First, you use the most readily available source of glucose you have - glycogen deposits in your liver. It's a simple matter of chopping the glycogen into the units it is composed of - molecules of glucose - and releasing them into the bloodstream (the mechanism is really fun and fascinating but I won't go into too much detail).

When these reserves are depleted, fat breakdown occurs in the liver (after fat gets released and transported there). This is composed of a large number of different steps, mediated and regulated by a large number of enzymes (like nearly all biochemical processes in your body). In the process, di- and triacylglycerols are broken down into glycerol and fatty acids (acyl groups) usually attached to coenzyme A (CoA). Glycerol gets phosphorylated and is one of the precursors of gluconeogenesis (de novo synthesis of glucose molecules). Long acyl-CoA molecules get "chopped down" commonly through beta-oxidation into small units - acetyl-CoA molecules which are really important. They are converted in the liver to compounds known as ketone bodies.

As you get many of acetyl-CoA molecules compared to a single glycerol molecule per one triglyceride (and two are needed for one glucose molecule), these are now a big deal. Luckily, the brain can indeed utilise these ketone bodies - upon entering the brain's cells, they're converted back into acetyl-CoA and used in the citric acid aka Krebs cycle to produce ATP - energy for the cells.

Usually, carbohydrates are broken down to acetyl-CoA, and when you eat them in abundance, acetyl-CoA doesn't get used for energy production, but gets chained into long acyl-CoA molecules in the liver, which are commonly bound into triacylglycerols (triglycerides) and stored in fat globules to be shipped off to adipocytes (fat cells).

As I mentioned, all of these processes are composed from a lot of steps, almost all of which are mediated by enzymes, and a lot of the steps are sites for regulation by various signals usually in the form of hormones. Cortisol is one of these. It stimulates the aforementioned storage of acetyl-CoA molecules, that is, fat production, and inhibits fat breakdown.
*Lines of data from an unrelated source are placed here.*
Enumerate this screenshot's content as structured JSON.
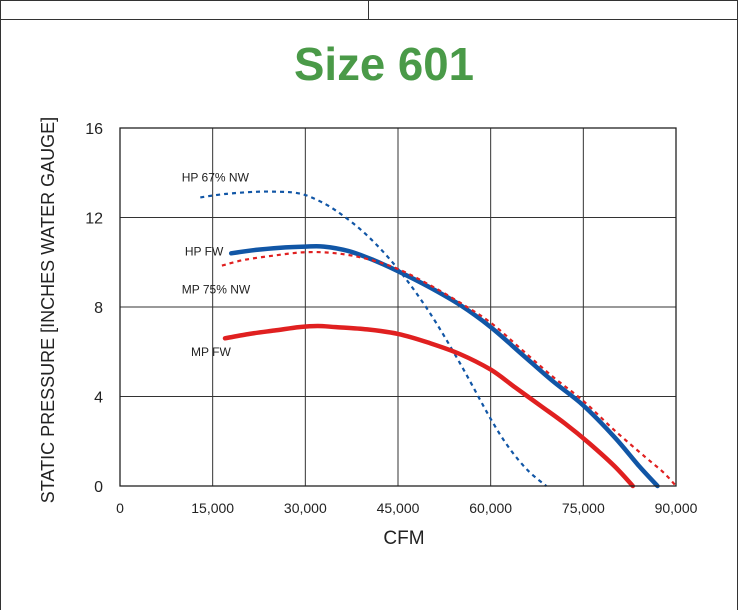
{
  "chart_data": {
    "type": "line",
    "title": "Size 601",
    "xlabel": "CFM",
    "ylabel": "STATIC PRESSURE [INCHES WATER GAUGE]",
    "xlim": [
      0,
      90000
    ],
    "ylim": [
      0,
      16
    ],
    "x_ticks": [
      "0",
      "15,000",
      "30,000",
      "45,000",
      "60,000",
      "75,000",
      "90,000"
    ],
    "y_ticks": [
      "0",
      "4",
      "8",
      "12",
      "16"
    ],
    "grid": true,
    "colors": {
      "title": "#4a9a48",
      "blue": "#1156a6",
      "red": "#e02020"
    },
    "series": [
      {
        "name": "HP 67% NW",
        "color": "#1156a6",
        "style": "dotted",
        "x": [
          13000,
          17000,
          22000,
          26000,
          28500,
          31000,
          35000,
          40000,
          45000,
          50000,
          55000,
          60000,
          63000,
          66000,
          69000
        ],
        "y": [
          12.9,
          13.05,
          13.15,
          13.15,
          13.1,
          12.9,
          12.3,
          11.2,
          9.7,
          7.8,
          5.5,
          3.0,
          1.7,
          0.7,
          0
        ]
      },
      {
        "name": "HP FW",
        "color": "#1156a6",
        "style": "solid",
        "x": [
          18000,
          22000,
          26000,
          30000,
          33000,
          37000,
          41000,
          45000,
          50000,
          55000,
          60000,
          65000,
          70000,
          75000,
          80000,
          84000,
          87000
        ],
        "y": [
          10.4,
          10.55,
          10.65,
          10.7,
          10.7,
          10.5,
          10.1,
          9.6,
          8.9,
          8.1,
          7.1,
          5.9,
          4.7,
          3.6,
          2.2,
          0.9,
          0
        ]
      },
      {
        "name": "MP 75% NW",
        "color": "#e02020",
        "style": "dotted",
        "x": [
          16500,
          20000,
          25000,
          30000,
          35000,
          40000,
          45000,
          50000,
          55000,
          60000,
          65000,
          70000,
          75000,
          80000,
          85000,
          88000,
          90000
        ],
        "y": [
          9.85,
          10.1,
          10.3,
          10.45,
          10.4,
          10.15,
          9.7,
          9.0,
          8.2,
          7.3,
          6.1,
          4.9,
          3.8,
          2.5,
          1.3,
          0.6,
          0
        ]
      },
      {
        "name": "MP FW",
        "color": "#e02020",
        "style": "solid",
        "x": [
          17000,
          21000,
          25000,
          29000,
          32000,
          35000,
          40000,
          45000,
          50000,
          55000,
          60000,
          64000,
          68000,
          72000,
          76000,
          80000,
          83000
        ],
        "y": [
          6.6,
          6.8,
          6.95,
          7.1,
          7.15,
          7.1,
          7.0,
          6.8,
          6.4,
          5.9,
          5.2,
          4.4,
          3.6,
          2.8,
          1.9,
          0.9,
          0
        ]
      }
    ],
    "series_labels": [
      {
        "text": "HP 67% NW",
        "x": 10000,
        "y": 13.6
      },
      {
        "text": "HP FW",
        "x": 10500,
        "y": 10.3
      },
      {
        "text": "MP 75% NW",
        "x": 10000,
        "y": 8.6
      },
      {
        "text": "MP FW",
        "x": 11500,
        "y": 5.8
      }
    ]
  }
}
As is the case with diseases, this breaks the entire mechanism so your body could have a great need to break down fat, but the excess cortisol's inhibition still overpowers the need, so very little fat gets broken down. Your cells therefore don't get these alternative sources of energy so they can hardly function in these conditions - leading to fatigue and weakness.

These reactions, their respective enzymes and the regulationof it all has a lot to do with thermodynamics, but, as you can see, hardly in the way your comment describes. This is all very, very simplified, but hopefully I've exposed enough of the underlying biochemistry for you to understand that it is possible for a person to be fat due to a disease, and not simply from overeating.

Christ, I never thought I'd be revising biochemistry on a Game of Thrones subreddit of all places.